Thu, Mar 15, 2018 - Page 8 News List

Diplomatic setback can be rectified

By Masahiro Matsumura

Amid heavy economic sanctions against North Korea, the administration of President Tsai Ing-wen (蔡英文) has unexpectedly found that Taiwan is a major facilitator of its nuclear missile program, supplying Pyongyang with indispensable imports.

North Korean media have released footage and photographs showing that Taiwan-made PCs and other equipment are widely used to run the program. The North also evidently used Taiwan to import outdated, yet still effective, machine tools and precision machines, as well as parts and materials.

The involvement of a Taiwanese trader in supplying banned oil to an offshore North Korean tanker was widely covered by international media. In addition, Taiwanese media recently reported that a Kinmen-based laboratory transferred anthrax cultivation technology and kits to North Korea, which presumably aims to load ballistic missiles with the biological agent.

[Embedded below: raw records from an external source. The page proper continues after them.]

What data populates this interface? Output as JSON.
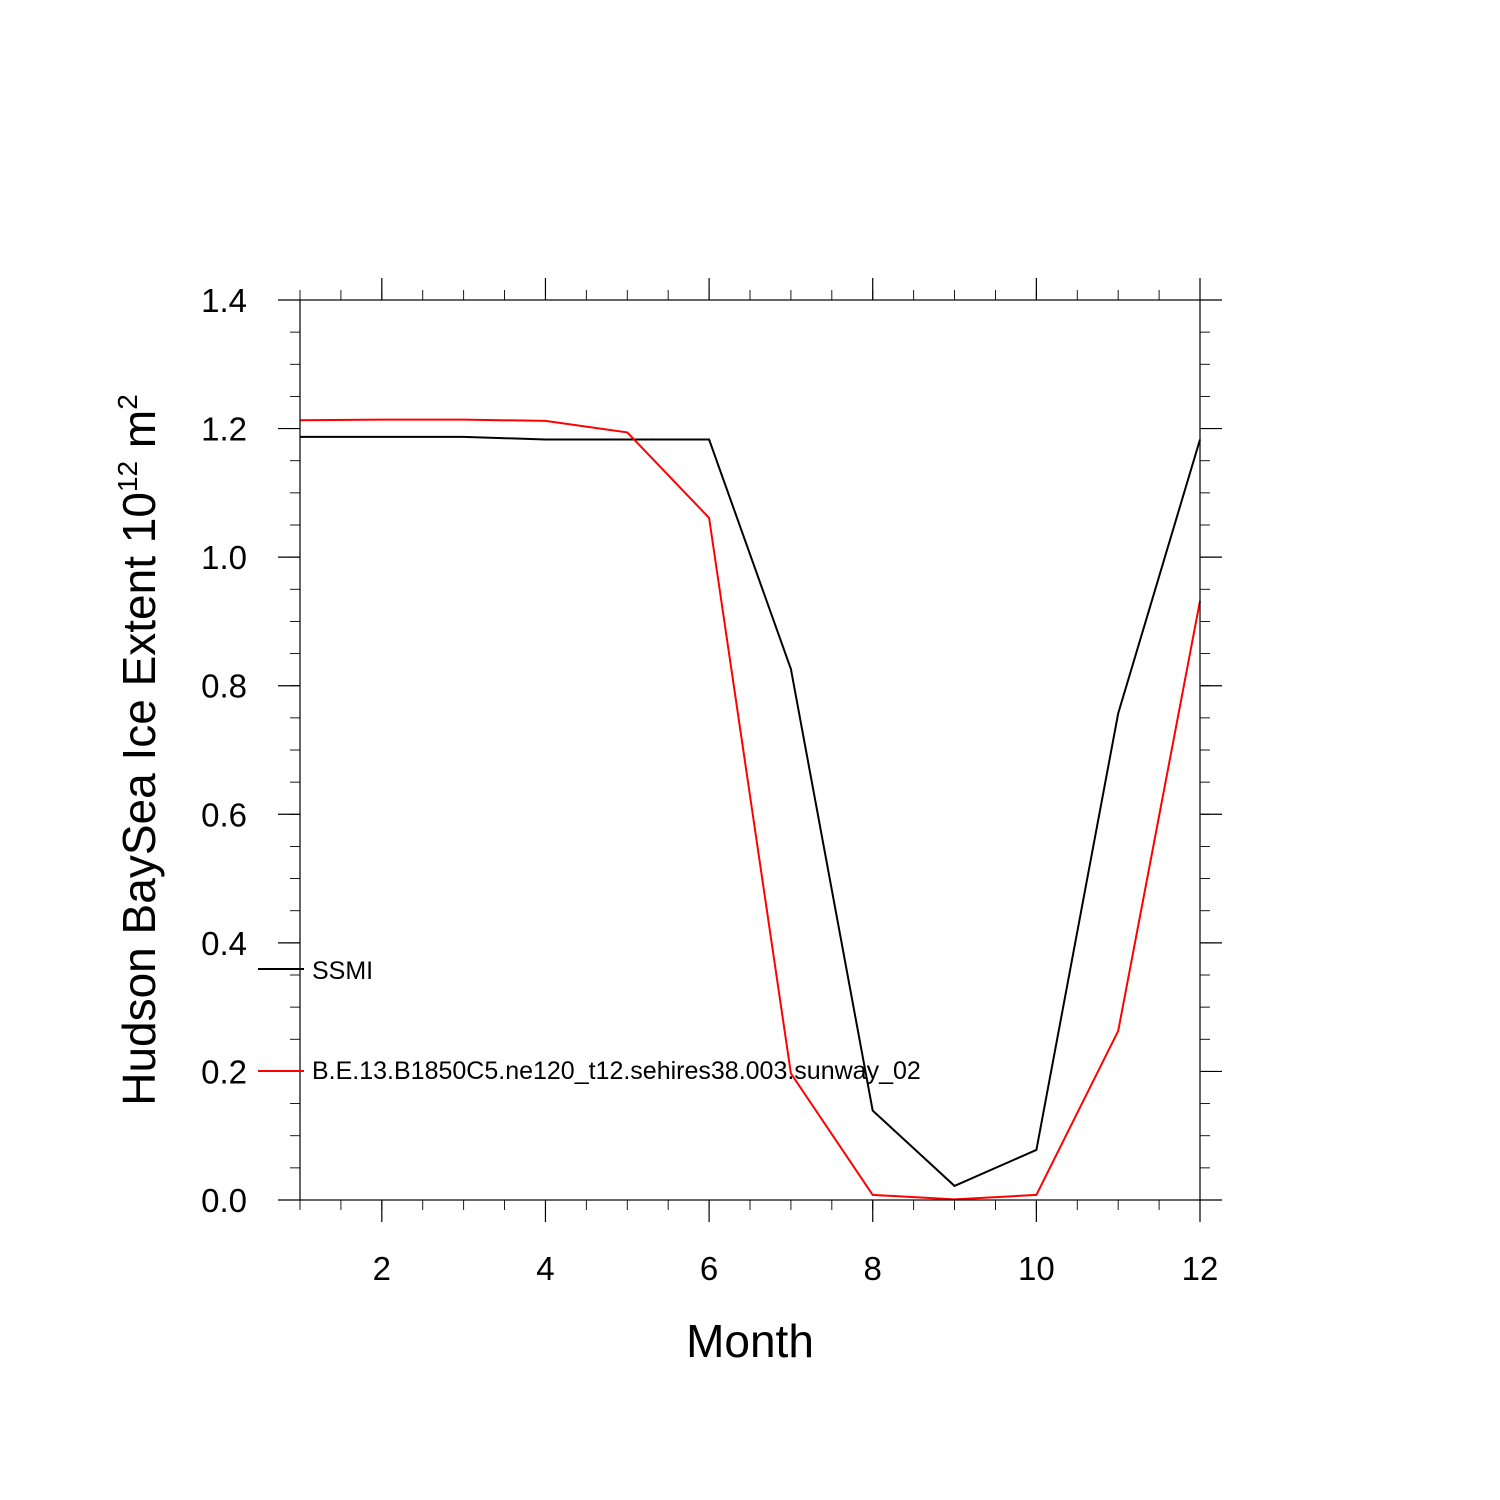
{
  "chart_data": {
    "type": "line",
    "title": "",
    "xlabel": "Month",
    "ylabel": "Hudson BaySea Ice Extent 10",
    "ylabel_exponent": "12",
    "ylabel_unit": " m",
    "ylabel_unit_exponent": "2",
    "xlim": [
      1,
      12
    ],
    "ylim": [
      0.0,
      1.4
    ],
    "xticks": [
      2,
      4,
      6,
      8,
      10,
      12
    ],
    "xtick_labels": [
      "2",
      "4",
      "6",
      "8",
      "10",
      "12"
    ],
    "yticks": [
      0.0,
      0.2,
      0.4,
      0.6,
      0.8,
      1.0,
      1.2,
      1.4
    ],
    "ytick_labels": [
      "0.0",
      "0.2",
      "0.4",
      "0.6",
      "0.8",
      "1.0",
      "1.2",
      "1.4"
    ],
    "x": [
      1,
      2,
      3,
      4,
      5,
      6,
      7,
      8,
      9,
      10,
      11,
      12
    ],
    "series": [
      {
        "name": "SSMI",
        "color": "#000000",
        "values": [
          1.187,
          1.187,
          1.187,
          1.183,
          1.183,
          1.183,
          0.826,
          0.139,
          0.022,
          0.078,
          0.757,
          1.183
        ]
      },
      {
        "name": "B.E.13.B1850C5.ne120_t12.sehires38.003.sunway_02",
        "color": "#ff0000",
        "values": [
          1.213,
          1.214,
          1.214,
          1.212,
          1.194,
          1.061,
          0.197,
          0.008,
          0.001,
          0.008,
          0.263,
          0.932
        ]
      }
    ],
    "grid": false,
    "legend_position": "lower-left inside"
  }
}
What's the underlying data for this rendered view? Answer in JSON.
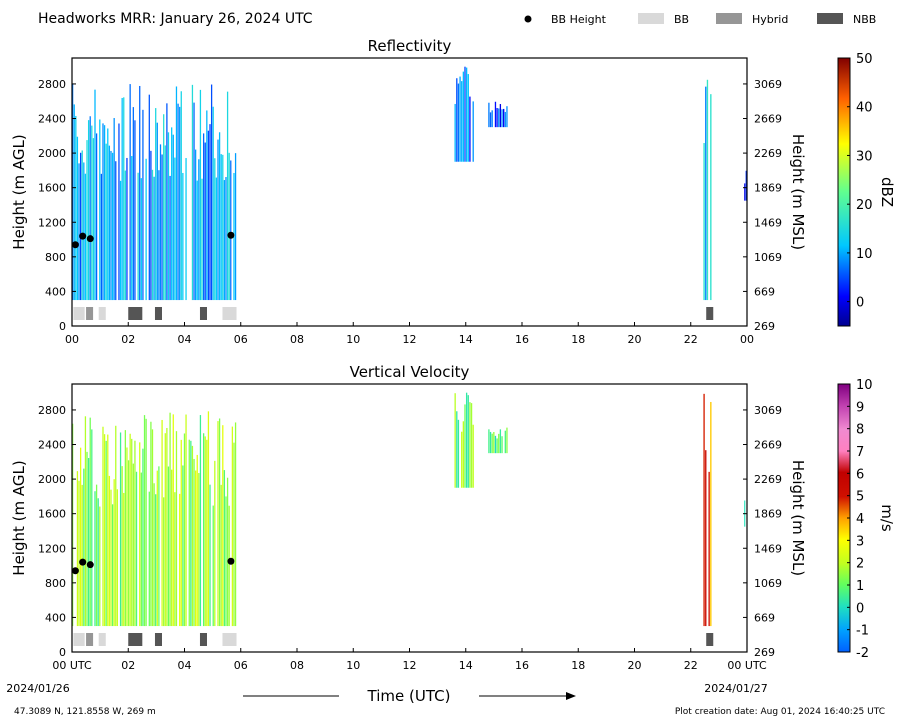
{
  "header": {
    "title": "Headworks MRR:  January 26, 2024 UTC"
  },
  "legend": {
    "placement": "top-right",
    "items": [
      {
        "label": "BB Height",
        "kind": "dot",
        "color": "#000000"
      },
      {
        "label": "BB",
        "kind": "box",
        "color": "#d9d9d9"
      },
      {
        "label": "Hybrid",
        "kind": "box",
        "color": "#969696"
      },
      {
        "label": "NBB",
        "kind": "box",
        "color": "#555555"
      }
    ]
  },
  "footer": {
    "location": "47.3089 N, 121.8558 W, 269 m",
    "creation": "Plot creation date: Aug 01, 2024 16:40:25 UTC",
    "time_label": "Time (UTC)",
    "date_start": "2024/01/26",
    "date_end": "2024/01/27"
  },
  "chart_data": [
    {
      "type": "heatmap",
      "title": "Reflectivity",
      "ylabel": "Height (m AGL)",
      "ylabel_right": "Height (m MSL)",
      "xlim": [
        0,
        24
      ],
      "ylim": [
        0,
        3100
      ],
      "xticks": [
        "00",
        "02",
        "04",
        "06",
        "08",
        "10",
        "12",
        "14",
        "16",
        "18",
        "20",
        "22",
        "00"
      ],
      "yticks": [
        0,
        400,
        800,
        1200,
        1600,
        2000,
        2400,
        2800
      ],
      "yticks_right": [
        269,
        669,
        1069,
        1469,
        1869,
        2269,
        2669,
        3069
      ],
      "colorbar": {
        "label": "dBZ",
        "range": [
          -5,
          50
        ],
        "ticks": [
          0,
          10,
          20,
          30,
          40,
          50
        ]
      },
      "grid": false,
      "bb_height_points": [
        {
          "t": 0.12,
          "h": 940
        },
        {
          "t": 0.38,
          "h": 1040
        },
        {
          "t": 0.65,
          "h": 1010
        },
        {
          "t": 5.65,
          "h": 1050
        }
      ],
      "bb_type_segments": [
        {
          "type": "BB",
          "start": 0.05,
          "end": 0.45
        },
        {
          "type": "Hybrid",
          "start": 0.5,
          "end": 0.75
        },
        {
          "type": "BB",
          "start": 0.95,
          "end": 1.2
        },
        {
          "type": "NBB",
          "start": 2.0,
          "end": 2.5
        },
        {
          "type": "NBB",
          "start": 2.95,
          "end": 3.2
        },
        {
          "type": "NBB",
          "start": 4.55,
          "end": 4.8
        },
        {
          "type": "BB",
          "start": 5.35,
          "end": 5.85
        },
        {
          "type": "NBB",
          "start": 22.55,
          "end": 22.8
        }
      ],
      "echo_periods": [
        {
          "start": 0.0,
          "end": 5.85,
          "top": 2800,
          "bottom": 300,
          "typical": 10
        },
        {
          "start": 13.6,
          "end": 14.3,
          "top": 3000,
          "bottom": 1900,
          "typical": 6
        },
        {
          "start": 14.8,
          "end": 15.5,
          "top": 2600,
          "bottom": 2300,
          "typical": 5
        },
        {
          "start": 22.45,
          "end": 22.75,
          "top": 3000,
          "bottom": 300,
          "typical": 12
        },
        {
          "start": 23.9,
          "end": 24.0,
          "top": 1800,
          "bottom": 1450,
          "typical": 3
        }
      ]
    },
    {
      "type": "heatmap",
      "title": "Vertical Velocity",
      "ylabel": "Height (m AGL)",
      "ylabel_right": "Height (m MSL)",
      "xlabel": "Time (UTC)",
      "xlim": [
        0,
        24
      ],
      "ylim": [
        0,
        3100
      ],
      "xticks": [
        "00 UTC",
        "02",
        "04",
        "06",
        "08",
        "10",
        "12",
        "14",
        "16",
        "18",
        "20",
        "22",
        "00 UTC"
      ],
      "yticks": [
        0,
        400,
        800,
        1200,
        1600,
        2000,
        2400,
        2800
      ],
      "yticks_right": [
        269,
        669,
        1069,
        1469,
        1869,
        2269,
        2669,
        3069
      ],
      "colorbar": {
        "label": "m/s",
        "range": [
          -2,
          10
        ],
        "ticks": [
          -2,
          -1,
          0,
          1,
          2,
          3,
          4,
          5,
          6,
          7,
          8,
          9,
          10
        ]
      },
      "grid": false,
      "bb_height_points": [
        {
          "t": 0.12,
          "h": 940
        },
        {
          "t": 0.38,
          "h": 1040
        },
        {
          "t": 0.65,
          "h": 1010
        },
        {
          "t": 5.65,
          "h": 1050
        }
      ],
      "bb_type_segments": [
        {
          "type": "BB",
          "start": 0.05,
          "end": 0.45
        },
        {
          "type": "Hybrid",
          "start": 0.5,
          "end": 0.75
        },
        {
          "type": "BB",
          "start": 0.95,
          "end": 1.2
        },
        {
          "type": "NBB",
          "start": 2.0,
          "end": 2.5
        },
        {
          "type": "NBB",
          "start": 2.95,
          "end": 3.2
        },
        {
          "type": "NBB",
          "start": 4.55,
          "end": 4.8
        },
        {
          "type": "BB",
          "start": 5.35,
          "end": 5.85
        },
        {
          "type": "NBB",
          "start": 22.55,
          "end": 22.8
        }
      ],
      "echo_periods": [
        {
          "start": 0.0,
          "end": 5.85,
          "top": 2800,
          "bottom": 300,
          "typical": 1.5
        },
        {
          "start": 13.6,
          "end": 14.3,
          "top": 3000,
          "bottom": 1900,
          "typical": 1.2
        },
        {
          "start": 14.8,
          "end": 15.5,
          "top": 2600,
          "bottom": 2300,
          "typical": 0.5
        },
        {
          "start": 22.45,
          "end": 22.75,
          "top": 3000,
          "bottom": 300,
          "typical": 4.5
        },
        {
          "start": 23.9,
          "end": 24.0,
          "top": 1800,
          "bottom": 1450,
          "typical": 0.5
        }
      ]
    }
  ]
}
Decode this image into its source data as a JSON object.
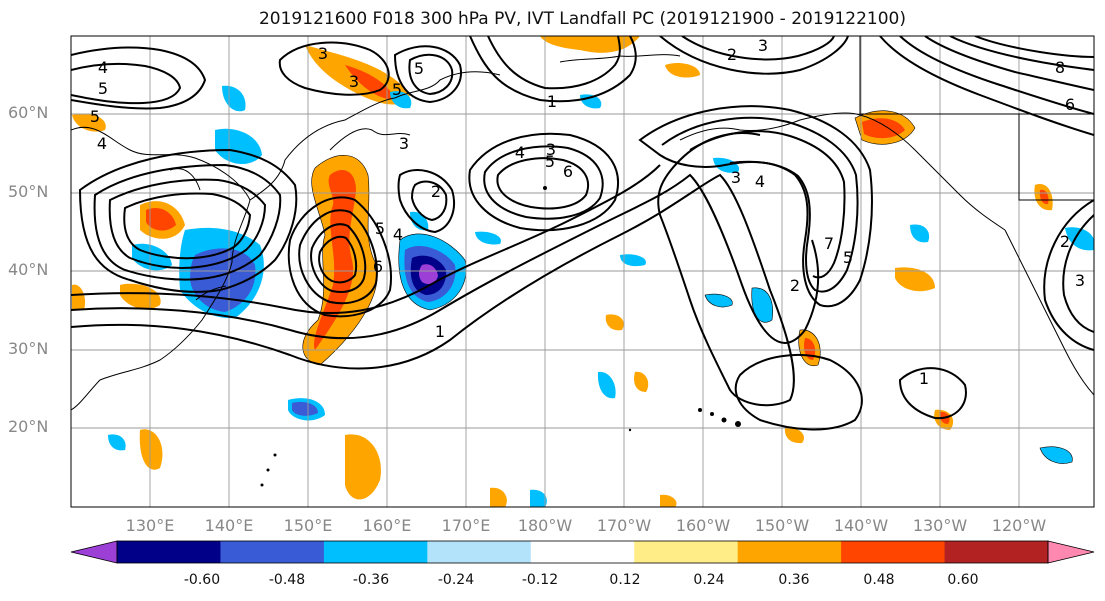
{
  "title": "2019121600 F018 300 hPa PV, IVT Landfall PC (2019121900 - 2019122100)",
  "latitude_labels": [
    "60°N",
    "50°N",
    "40°N",
    "30°N",
    "20°N"
  ],
  "longitude_labels": [
    "130°E",
    "140°E",
    "150°E",
    "160°E",
    "170°E",
    "180°W",
    "170°W",
    "160°W",
    "150°W",
    "140°W",
    "130°W",
    "120°W"
  ],
  "contour_labels": [
    "4",
    "5",
    "5",
    "4",
    "3",
    "3",
    "5",
    "5",
    "3",
    "2",
    "3",
    "1",
    "4",
    "3",
    "5",
    "6",
    "2",
    "5",
    "4",
    "6",
    "7",
    "5",
    "2",
    "1",
    "1",
    "8",
    "6",
    "4",
    "3",
    "2",
    "3"
  ],
  "colorbar": {
    "ticks": [
      "-0.60",
      "-0.48",
      "-0.36",
      "-0.24",
      "-0.12",
      "0.12",
      "0.24",
      "0.36",
      "0.48",
      "0.60"
    ],
    "colors": [
      "#9c3fd6",
      "#000088",
      "#3a5bd6",
      "#00bfff",
      "#b3e3fb",
      "#ffffff",
      "#ffee88",
      "#ffa500",
      "#ff4500",
      "#b22222",
      "#ff88b0"
    ]
  }
}
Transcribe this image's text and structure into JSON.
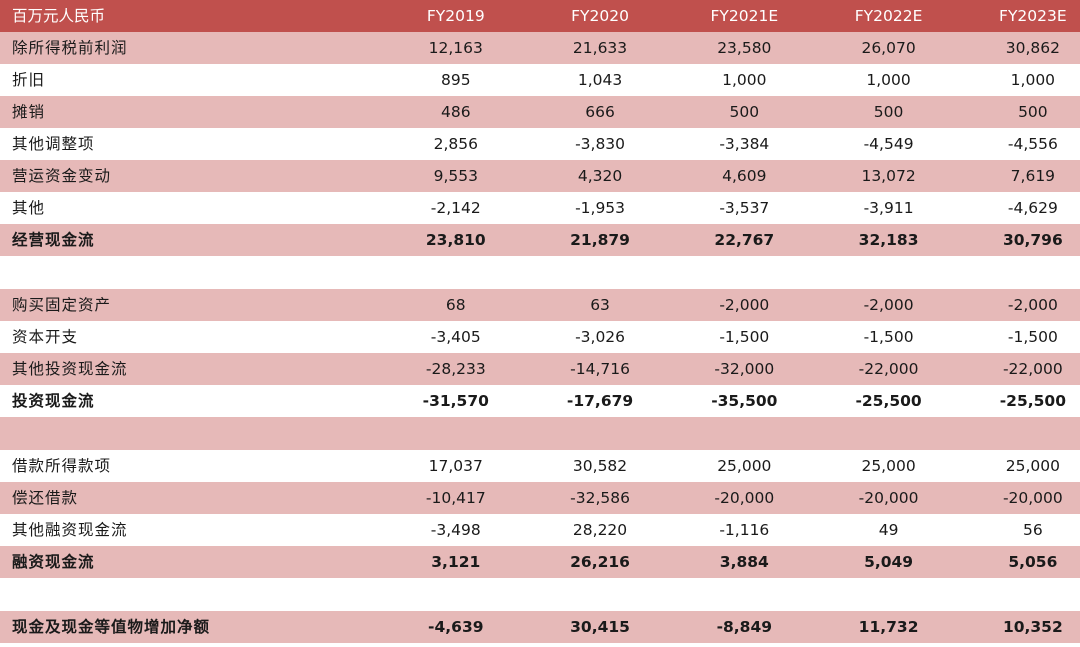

Certainly, Taiwan has long taken little active part in international efforts against the proliferation of weapons of mass destruction. It has few international legal obligations, given that an overwhelming majority of the world’s states no longer recognize the Republic of China as a de jure state and it is without UN membership.

The nation is detached and even isolated from various international export control regimes, precluding it from sharing necessary information in a timely manner with other states and from effectively implementing its own law enforcement measures.

With the North Korea issue becoming increasingly acute, the international community requires Taiwan to practice export control more actively and implement specific measures effectively.

Taiwan has to meet such requirements so that it can secure good informal relations with major liberal democracies and ensure its survival in the international community. This is becoming increasingly important, as the Chinese communist regime wages more substantial anti-Taiwan diplomatic offensives, reinforced by its rapidly growing military pressure.

Therefore, Taiwan should take advantage of this window of opportunity and approach export control regimes vigorously.

An international export control regime is generally based on a gentlemen’s agreement — the norms, principles, rules and decisionmaking procedures of which are not legally binding. It is not based on a treaty, and in principle, requires no de jure status for a partner nation to voluntarily coordinate law enforcement measures for common security interests.

China would certainly display strong displeasure if Taiwan were to join an export control regime, but cannot openly oppose it, particularly because China itself has agreed on sanctions against North Korea.

More specifically, Beijing could not veto a partnership that Taiwan had formed, given that China is largely a regime outsider that sometimes practices export control on a case-by-case basis according its own interests. Export control has occasionally even been applied to China.

As a precaution, Taiwan could initially seek observer status in export control regimes rather than applying for full membership. (The Missile Technology Control Regime offers adherent status only, not observer status.)

China would probably put maximum pressure on existing regime partners to exclude Taiwan, given that Beijing might regard full membership politically significant in strengthening Taiwan’s de facto international standing.